A Audi, montadora alemã de carros de luxo, divulgou há alguns dias que, graças à parceria com a companhia bioquímica francesa Global Bioenergies S.A., conseguiu produzir sua primeira leva de “gasolina ecológica”, ou e-gasolina. Desenvolvida sinteticamente a partir de extratos retirados de plantas, a substância é completamente livre de qualquer parte de petróleo e libera a mesma quantidade de gás carbônico presente na sua composição, portanto não é considerada poluente.

De acordo com o relatório da empresa, a e-gasolina possui uma octanagem impressionantemente alta, sendo composta totalmente de iso-octanos. Por não conter enxofre ou benzeno, a queima do combustível é bastante limpa, o que permite aos motores usarem altos índices de compressão para um desempenho melhorado. A montadora vai analisar agora a descoberta em laboratório e em motores de teste.

A médio prazo, a intenção conjunta da empresa e da Global Bioenergies S.A. é alterar o processo de produção para que o extrato vegetal não seja mais necessário.

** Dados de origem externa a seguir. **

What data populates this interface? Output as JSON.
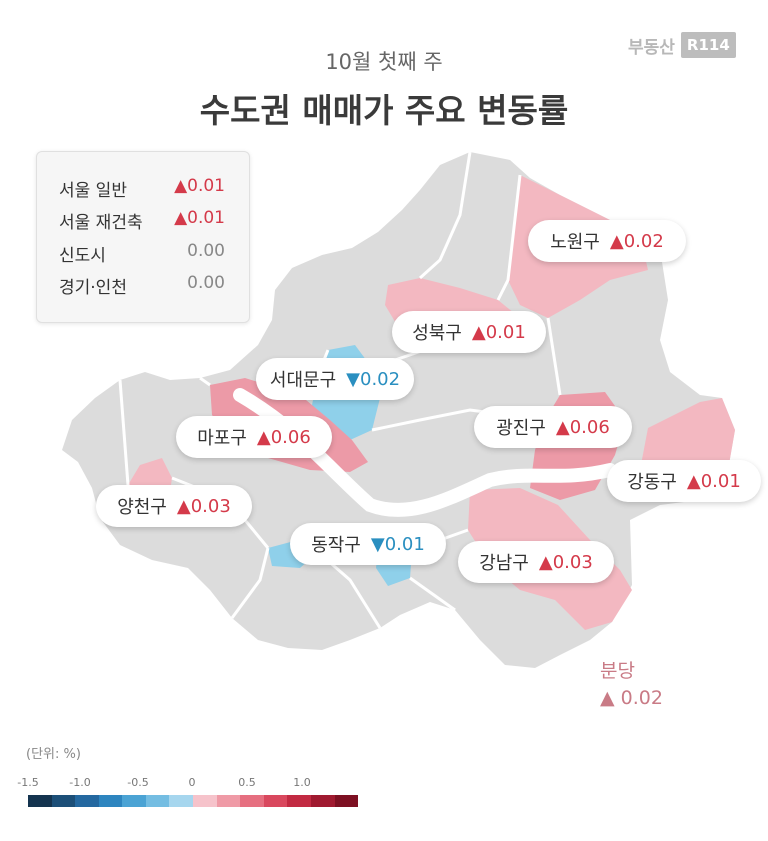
{
  "header": {
    "subtitle": "10월 첫째 주",
    "title": "수도권 매매가 주요 변동률"
  },
  "logo": {
    "text": "부동산",
    "box": "R114"
  },
  "legend": {
    "rows": [
      {
        "label": "서울 일반",
        "value": "▲0.01",
        "trend": "up"
      },
      {
        "label": "서울 재건축",
        "value": "▲0.01",
        "trend": "up"
      },
      {
        "label": "신도시",
        "value": "0.00",
        "trend": "flat"
      },
      {
        "label": "경기·인천",
        "value": "0.00",
        "trend": "flat"
      }
    ]
  },
  "districts": [
    {
      "name": "노원구",
      "value": "▲0.02",
      "trend": "up"
    },
    {
      "name": "성북구",
      "value": "▲0.01",
      "trend": "up"
    },
    {
      "name": "서대문구",
      "value": "▼0.02",
      "trend": "down"
    },
    {
      "name": "마포구",
      "value": "▲0.06",
      "trend": "up"
    },
    {
      "name": "광진구",
      "value": "▲0.06",
      "trend": "up"
    },
    {
      "name": "강동구",
      "value": "▲0.01",
      "trend": "up"
    },
    {
      "name": "양천구",
      "value": "▲0.03",
      "trend": "up"
    },
    {
      "name": "동작구",
      "value": "▼0.01",
      "trend": "down"
    },
    {
      "name": "강남구",
      "value": "▲0.03",
      "trend": "up"
    }
  ],
  "bundang": {
    "name": "분당",
    "value": "▲ 0.02"
  },
  "unit_label": "(단위:  %)",
  "scale": {
    "ticks": [
      "-1.5",
      "-1.0",
      "-0.5",
      "0",
      "0.5",
      "1.0"
    ],
    "colors": [
      "#14344f",
      "#1c4f78",
      "#2468a0",
      "#2e85bf",
      "#4ba3d4",
      "#74bde2",
      "#a6d6ee",
      "#f6c3cb",
      "#ef9aa6",
      "#e66f80",
      "#d9485e",
      "#c22a42",
      "#a01a30",
      "#7d1022"
    ]
  },
  "colors": {
    "map_base": "#dcdcdc",
    "increase_light": "#f3b8c1",
    "increase_strong": "#ec9aa7",
    "decrease": "#8fd0ea",
    "river": "#ffffff"
  }
}
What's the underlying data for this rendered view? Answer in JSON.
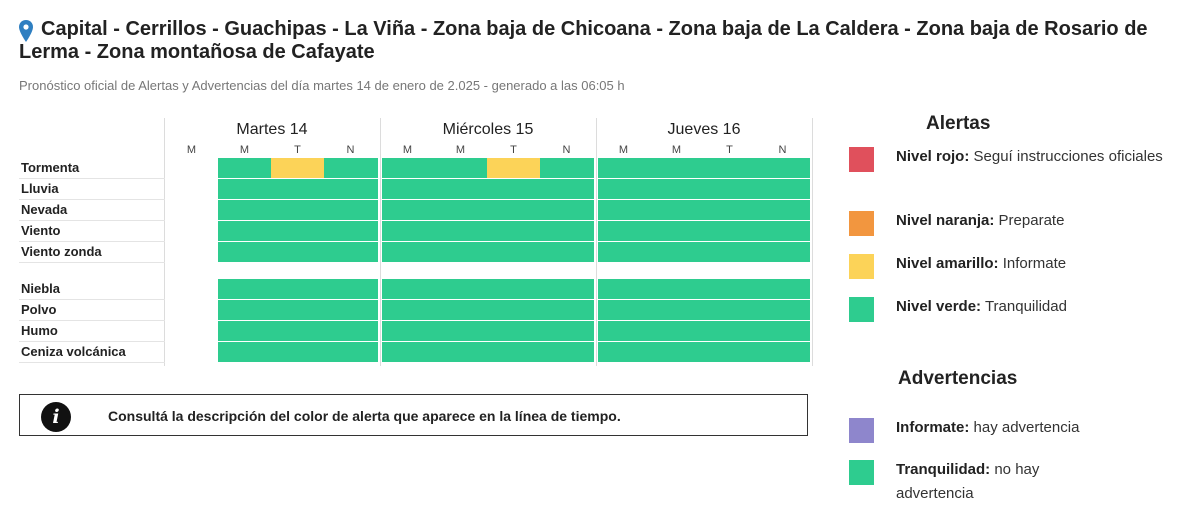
{
  "header": {
    "title_line1": "Capital - Cerrillos - Guachipas - La Viña - Zona baja de Chicoana - Zona baja de La Caldera - Zona baja de Rosario de",
    "title_line2": "Lerma - Zona montañosa de Cafayate",
    "subtitle": "Pronóstico oficial de Alertas y Advertencias del día martes 14 de enero de 2.025 - generado a las 06:05 h",
    "icon": "location-pin-icon"
  },
  "timeline": {
    "days": [
      {
        "label": "Martes 14",
        "slots": [
          "M",
          "M",
          "T",
          "N"
        ]
      },
      {
        "label": "Miércoles 15",
        "slots": [
          "M",
          "M",
          "T",
          "N"
        ]
      },
      {
        "label": "Jueves 16",
        "slots": [
          "M",
          "M",
          "T",
          "N"
        ]
      }
    ],
    "rows": [
      {
        "label": "Tormenta",
        "levels": [
          "none",
          "green",
          "yellow",
          "green",
          "green",
          "green",
          "yellow",
          "green",
          "green",
          "green",
          "green",
          "green"
        ]
      },
      {
        "label": "Lluvia",
        "levels": [
          "none",
          "green",
          "green",
          "green",
          "green",
          "green",
          "green",
          "green",
          "green",
          "green",
          "green",
          "green"
        ]
      },
      {
        "label": "Nevada",
        "levels": [
          "none",
          "green",
          "green",
          "green",
          "green",
          "green",
          "green",
          "green",
          "green",
          "green",
          "green",
          "green"
        ]
      },
      {
        "label": "Viento",
        "levels": [
          "none",
          "green",
          "green",
          "green",
          "green",
          "green",
          "green",
          "green",
          "green",
          "green",
          "green",
          "green"
        ]
      },
      {
        "label": "Viento zonda",
        "levels": [
          "none",
          "green",
          "green",
          "green",
          "green",
          "green",
          "green",
          "green",
          "green",
          "green",
          "green",
          "green"
        ]
      },
      {
        "label": "Niebla",
        "levels": [
          "none",
          "green",
          "green",
          "green",
          "green",
          "green",
          "green",
          "green",
          "green",
          "green",
          "green",
          "green"
        ]
      },
      {
        "label": "Polvo",
        "levels": [
          "none",
          "green",
          "green",
          "green",
          "green",
          "green",
          "green",
          "green",
          "green",
          "green",
          "green",
          "green"
        ]
      },
      {
        "label": "Humo",
        "levels": [
          "none",
          "green",
          "green",
          "green",
          "green",
          "green",
          "green",
          "green",
          "green",
          "green",
          "green",
          "green"
        ]
      },
      {
        "label": "Ceniza volcánica",
        "levels": [
          "none",
          "green",
          "green",
          "green",
          "green",
          "green",
          "green",
          "green",
          "green",
          "green",
          "green",
          "green"
        ]
      }
    ]
  },
  "info": {
    "icon": "info-icon",
    "icon_glyph": "i",
    "text": "Consultá la descripción del color de alerta que aparece en la línea de tiempo."
  },
  "legend": {
    "alerts_title": "Alertas",
    "alerts": [
      {
        "name": "Nivel rojo:",
        "desc": " Seguí instrucciones oficiales",
        "color": "#e0505c"
      },
      {
        "name": "Nivel naranja:",
        "desc": " Preparate",
        "color": "#f2963f"
      },
      {
        "name": "Nivel amarillo:",
        "desc": " Informate",
        "color": "#fcd358"
      },
      {
        "name": "Nivel verde:",
        "desc": " Tranquilidad",
        "color": "#2ecc8f"
      }
    ],
    "warnings_title": "Advertencias",
    "warnings": [
      {
        "name": "Informate:",
        "desc": " hay advertencia",
        "color": "#8e86cc"
      },
      {
        "name": "Tranquilidad:",
        "desc": " no hay advertencia",
        "color": "#2ecc8f"
      }
    ]
  }
}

A ideia é conseguir manufaturar combustível renovável somente a partir da correta mistura de água, hidrogênio, gás carbônico (CO2) e luz do sol.

O futuro dos combustíveis

Além da e-gasolina, a Audi hoje emprega recursos também no desenvolvimento de outras formas de combustíveis renováveis, como o e-gás – metano sintético, já comercializado em escala industrial –, o e-etanol e o e-diesel.

O próximo passo do processo já está em andamento. Trata-se da construção de uma nova fábrica na cidade alemã de Leuna, com capacidade de produção de gasolina ecológica dez vezes maior que o laboratório atual na cidade de Pomacle, na França. Até o fim de 2016, a nova fábrica deve ser capaz de produzir por ano cerca de 100 toneladas de e-gasolina, livre de combustíveis fósseis e com emissão neutra de CO2.